Tuning and Monitoring Performance
We recommend the following approach to synchronization performance:
Configuring each server and database, and the application code to achieve best performance
Developing performance baselines
Monitoring and tuning to meet or exceed baselines
The first step in performance tuning is to ensure that hardware and software are configured appropriately.
Server and Network Considerations
Ensure that each computer has an adequate IO subsystem, and that database files are properly allocated.
The speed of reading and writing changes to disk is typically more important than network speed, so an adequate IO subsystem is essential. It is recommended to use multiple RAID disk arrays, and to have one dedicated array each on the server for tempdb, user databases, and transaction logs. tempdb, user databases, and transaction logs should be created in separate file groups. If one or more user tables prove to be a processing bottleneck, consider moving them to separate file groups.

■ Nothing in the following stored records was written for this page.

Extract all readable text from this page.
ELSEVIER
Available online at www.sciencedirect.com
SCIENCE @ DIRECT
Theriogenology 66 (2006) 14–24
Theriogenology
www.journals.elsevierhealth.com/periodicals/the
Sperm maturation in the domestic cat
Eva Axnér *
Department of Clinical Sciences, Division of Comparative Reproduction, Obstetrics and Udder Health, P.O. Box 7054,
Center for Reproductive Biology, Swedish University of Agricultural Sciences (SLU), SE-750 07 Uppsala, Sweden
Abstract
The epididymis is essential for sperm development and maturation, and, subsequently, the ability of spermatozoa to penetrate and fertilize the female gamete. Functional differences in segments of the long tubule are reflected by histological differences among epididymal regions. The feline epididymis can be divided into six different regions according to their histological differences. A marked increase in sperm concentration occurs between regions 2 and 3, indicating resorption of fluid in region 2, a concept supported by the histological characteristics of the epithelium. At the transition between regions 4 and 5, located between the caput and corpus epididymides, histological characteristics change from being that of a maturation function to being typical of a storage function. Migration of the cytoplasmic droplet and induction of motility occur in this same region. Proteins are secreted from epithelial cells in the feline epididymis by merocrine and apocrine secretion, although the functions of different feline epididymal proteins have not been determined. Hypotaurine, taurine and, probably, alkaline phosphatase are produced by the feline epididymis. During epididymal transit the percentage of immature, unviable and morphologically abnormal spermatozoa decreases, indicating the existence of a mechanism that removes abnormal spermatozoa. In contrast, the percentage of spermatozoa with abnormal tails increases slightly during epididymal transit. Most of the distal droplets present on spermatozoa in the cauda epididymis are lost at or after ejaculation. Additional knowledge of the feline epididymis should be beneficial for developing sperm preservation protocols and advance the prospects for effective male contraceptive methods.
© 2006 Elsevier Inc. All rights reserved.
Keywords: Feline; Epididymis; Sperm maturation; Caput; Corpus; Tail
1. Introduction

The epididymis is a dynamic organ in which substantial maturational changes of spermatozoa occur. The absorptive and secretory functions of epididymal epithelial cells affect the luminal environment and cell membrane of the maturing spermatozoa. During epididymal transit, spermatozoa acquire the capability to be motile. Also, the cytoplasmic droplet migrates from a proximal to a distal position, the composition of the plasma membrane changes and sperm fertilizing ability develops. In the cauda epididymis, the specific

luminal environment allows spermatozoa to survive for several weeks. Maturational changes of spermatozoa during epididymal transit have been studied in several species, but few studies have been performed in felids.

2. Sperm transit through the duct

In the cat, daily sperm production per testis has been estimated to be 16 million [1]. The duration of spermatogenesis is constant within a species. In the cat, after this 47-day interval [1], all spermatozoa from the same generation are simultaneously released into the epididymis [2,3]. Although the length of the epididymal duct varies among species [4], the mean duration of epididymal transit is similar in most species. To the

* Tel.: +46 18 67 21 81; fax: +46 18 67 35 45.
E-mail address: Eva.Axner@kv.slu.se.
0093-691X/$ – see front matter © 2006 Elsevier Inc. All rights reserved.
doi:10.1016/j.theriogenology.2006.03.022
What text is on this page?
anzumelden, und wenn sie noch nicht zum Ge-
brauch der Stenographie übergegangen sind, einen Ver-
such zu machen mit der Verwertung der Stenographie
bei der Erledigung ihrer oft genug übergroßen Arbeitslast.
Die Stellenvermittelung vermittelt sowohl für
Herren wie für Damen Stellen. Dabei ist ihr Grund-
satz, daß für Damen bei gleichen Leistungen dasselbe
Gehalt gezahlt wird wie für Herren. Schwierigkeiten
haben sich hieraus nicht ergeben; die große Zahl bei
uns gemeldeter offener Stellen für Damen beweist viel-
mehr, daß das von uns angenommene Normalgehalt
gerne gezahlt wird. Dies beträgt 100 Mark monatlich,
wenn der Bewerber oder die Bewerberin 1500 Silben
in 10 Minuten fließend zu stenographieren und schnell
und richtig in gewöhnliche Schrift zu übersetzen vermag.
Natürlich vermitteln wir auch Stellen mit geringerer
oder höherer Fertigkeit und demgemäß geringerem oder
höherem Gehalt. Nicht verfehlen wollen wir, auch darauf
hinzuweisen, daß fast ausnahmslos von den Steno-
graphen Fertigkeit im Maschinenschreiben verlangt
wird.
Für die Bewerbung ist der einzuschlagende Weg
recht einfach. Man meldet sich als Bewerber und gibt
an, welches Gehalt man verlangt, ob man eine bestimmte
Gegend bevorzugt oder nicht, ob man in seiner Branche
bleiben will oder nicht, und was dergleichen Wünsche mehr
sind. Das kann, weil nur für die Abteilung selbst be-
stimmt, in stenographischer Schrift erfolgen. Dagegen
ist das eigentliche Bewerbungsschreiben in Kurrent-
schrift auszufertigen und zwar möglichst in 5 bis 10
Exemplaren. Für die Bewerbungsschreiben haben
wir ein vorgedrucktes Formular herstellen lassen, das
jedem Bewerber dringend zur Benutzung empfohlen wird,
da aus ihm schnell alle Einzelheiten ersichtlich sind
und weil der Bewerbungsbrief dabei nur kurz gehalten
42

Consider adding memory to computers in synchronization topologies.
This is particularly important for those servers that are involved in a large number of concurrent synchronization sessions. Synchronization sessions typically involve long-running transactions; therefore it is important to have a significant amount of memory that is directly addressable by the server database. In the case of SQL Server, consider using the /3GB switch for 32-bit systems or moving to a 64-bit system. For more information, see "Process Address Space" in SQL Server Books Online.
Set the minimum and maximum amount of memory allocated to the server database.
For example, by default, the Motor de base de datos changes its memory requirements dynamically based on available system resources. To avoid low memory availability during synchronization activities, use the min server memory option to set the minimum available memory. To avoid having the operating system page to disc for memory, you can also set a maximum amount of memory with the max server memory option. For more information, see SQL Server Books Online.
Database and Application Design
Follow best practices for database design.
A database involved in synchronization generally benefits from the same performance optimizations as any similar database. For more information about optimizing databases, see SQL Server Books Online. Be aware of the following considerations for indexes:
Indexes on base tables should be tested with synchronization activity in mind, because indexes can affect select, insert, update, and delete performance.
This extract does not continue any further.